A couple of weeks ago Chris and I went on a rather spontaneous road trip. Since a planned trip to Mexico was cancelled due to a hurricane, we decided to use our new found free time to go somewhere we had never been before and make a road trip out of it. I had the idea of visiting Upper Antelope Canyon, since photographing those amazing slot canyons was a bit of a bucket list item for me. Chris was totally on board, especially when we realized we could make a stop at the Grand Canyon at some point, since going there was something that was on his bucket list. It was a win-win!

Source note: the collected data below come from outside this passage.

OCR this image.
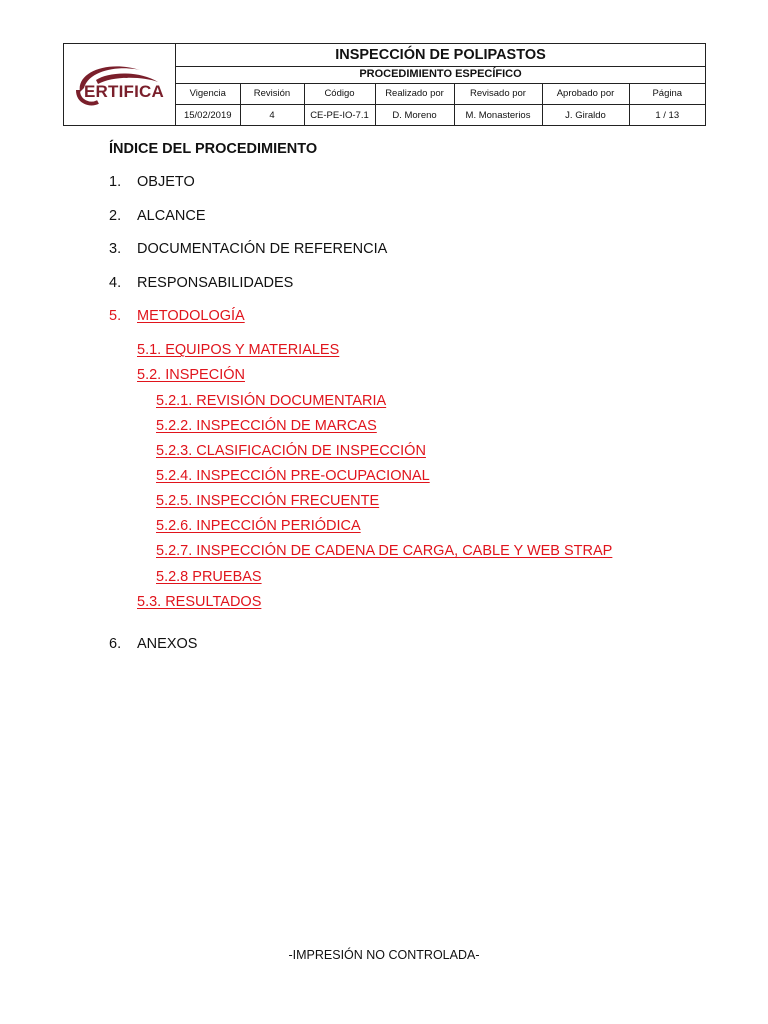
ERTIFICA
INSPECCIÓN DE POLIPASTOS
PROCEDIMIENTO ESPECÍFICO
Vigencia	Revisión	Código	Realizado por	Revisado por	Aprobado por	Página
15/02/2019	4	CE-PE-IO-7.1	D. Moreno	M. Monasterios	J. Giraldo	1 / 13
ÍNDICE DEL PROCEDIMIENTO
1. OBJETO
2. ALCANCE
3. DOCUMENTACIÓN DE REFERENCIA
4. RESPONSABILIDADES
5. METODOLOGÍA
5.1. EQUIPOS Y MATERIALES
5.2. INSPECIÓN
5.2.1. REVISIÓN DOCUMENTARIA
5.2.2. INSPECCIÓN DE MARCAS
5.2.3. CLASIFICACIÓN DE INSPECCIÓN
5.2.4. INSPECCIÓN PRE-OCUPACIONAL
5.2.5. INSPECCIÓN FRECUENTE
5.2.6. INPECCIÓN PERIÓDICA
5.2.7. INSPECCIÓN DE CADENA DE CARGA, CABLE Y WEB STRAP
5.2.8 PRUEBAS
5.3. RESULTADOS
6. ANEXOS
-IMPRESIÓN NO CONTROLADA-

And so, after a couple of hours of research online, we booked a hotel, reserved two spots in a professional photographers’ guided tour of Upper Antelope Canyon, and decided to figure everything else out along the way. We left bright and early on a Friday and drove most of the day, arriving in Page, Arizona that evening.
Determined to document the heck out of this trip, I had three different cameras on me: my phone, my DSLR, and a vintage Polaroid. So this post is gonna be a mixture of all three! We used the Polaroid way more than I expected to, which was great, and I loved that we stopped to use it at each state line we crossed. Three states in one day…now that’s a road trip!
Once we got to Page, we had dinner and went to bed with absolutely no idea what the next day had in store. When we woke up the next morning I remembered that in my research of the area, I saw that there were pontoon boat tours of the Colorado River, which basically began at nearby Lake Powell. I called the tour company, got us two spots on the tour, and a couple of hours later we found ourselves on a bus, headed to the Colorado River. The bus drove us down a long, dark tunnel that spat us out at the base of Glen Canyon Dam. For the short walk from the bus to the boat, you had to wear a hard hat, in case anyone dropped anything from the bridge above the dam onto our heads.
I was completely in awe with our surroundings once we boarded the boat and started down river. Our tour guide told us that the walls of Glen Canyon are about 1,000 feet high, but when you’re down at ground level looking up, it’s hard to imagine that they’re higher than a few hundred feet. It was more than a little mind boggling.
My favorite part about the boat was that you have the option of sitting on one of the pontoons instead of on a bench in the middle of the boat. It felt much more adventurous that way and I loved having one foot hanging over the edge of the boat.
About halfway through the tour, our tour guide docked our boat onto a little beach area to show us some Native American petroglyphs drawn onto one of the sandstone walls. Those were cool, but I was more interested in the photo opps. ;)
I am so glad we did this and I think it was made ten times better by the fact that it was completely spontaneous. Spontaneity can be an amazing thing when it comes to traveling because you don’t have expectations that may or may not be met. So, no disappointments! This is an especially good lesson for someone like me who tends to plan things to death. Sometimes it’s great to just let things unfold!